Halsey and her husband represented several noted authors, including Henry Miller and Upton Sinclair in the authors’ later years, Cameron said.

More recent clients included Jeraldine Saunders, who wrote “The Love Boats.” The novel was the basis for “The Love Boat” television series of the late 1970s.

Born Dorris Vilmos in Budapest, Hungary, on Jan. 11, 1926, she went to school in southern France at the start of World War II.

When the Germans occupied France in 1940, Halsey was ordered to translate letters from French to German.

“She then got involved in the French Resistance and helped smuggle information to them,” Cameron said this week.

Halsey was caught by the Germans and imprisoned in France, where she shared a cell with 38 women. They were released at the end of the German occupation in 1944.

She graduated from the University of Toulouse, France, in 1946 and later moved to California, where she found a job at the Polyglot Institute, a language school in Beverly Hills.

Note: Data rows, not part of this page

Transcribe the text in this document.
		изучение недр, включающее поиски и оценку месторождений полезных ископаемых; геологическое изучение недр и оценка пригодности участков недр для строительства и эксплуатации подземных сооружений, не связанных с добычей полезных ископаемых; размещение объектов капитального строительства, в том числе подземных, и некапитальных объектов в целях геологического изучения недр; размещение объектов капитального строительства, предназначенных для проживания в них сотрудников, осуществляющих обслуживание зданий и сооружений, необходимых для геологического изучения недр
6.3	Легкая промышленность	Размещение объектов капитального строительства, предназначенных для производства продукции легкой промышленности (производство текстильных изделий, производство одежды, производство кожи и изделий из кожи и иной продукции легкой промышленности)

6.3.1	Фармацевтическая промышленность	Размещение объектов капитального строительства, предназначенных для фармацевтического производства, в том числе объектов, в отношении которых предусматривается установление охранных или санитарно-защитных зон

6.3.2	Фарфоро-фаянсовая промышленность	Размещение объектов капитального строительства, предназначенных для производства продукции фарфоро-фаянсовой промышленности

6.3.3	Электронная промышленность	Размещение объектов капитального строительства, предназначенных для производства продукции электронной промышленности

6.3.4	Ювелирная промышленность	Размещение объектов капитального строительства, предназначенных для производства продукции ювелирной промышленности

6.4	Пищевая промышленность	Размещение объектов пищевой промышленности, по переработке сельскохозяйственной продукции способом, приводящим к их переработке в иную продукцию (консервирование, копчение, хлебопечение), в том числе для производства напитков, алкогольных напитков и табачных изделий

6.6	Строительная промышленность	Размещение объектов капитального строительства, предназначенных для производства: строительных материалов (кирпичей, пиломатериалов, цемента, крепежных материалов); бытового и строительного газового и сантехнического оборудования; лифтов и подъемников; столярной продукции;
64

She met Reece Halsey when he enrolled there to study French, longtime friend Mary Strobel said in an interview with The Times this week.

The couple married in 1952 and had three children. They started their own business in an office on Sunset Boulevard near their Hollywood home. Halsey continued to go to the office nearly every day until her death.

Cameron became her business partner in 1992.

Halsey rarely spoke of her wartime experiences, but one friend, literary publicist Andrew Ettinger, keeps a saying of hers on his bulletin board. “If life gives you lemons ... just add vodka.”

Halsey is survived by her children, Richard Halsey of Hollywood, a film editor who won an Academy Award for his work on “Rocky”; Christina Halsey of Berkeley; and Carol Sheyhin; as well as four grandchildren.

A memorial Mass is scheduled at Blessed Sacrament Church, 6657 Sunset Blvd., for 9:30 a.m. today.

Contributions in her name can be made to AIDS Project Los Angeles, the David Geffen Center, 611 S. Kingsley Drive, Los Angeles, CA 90005.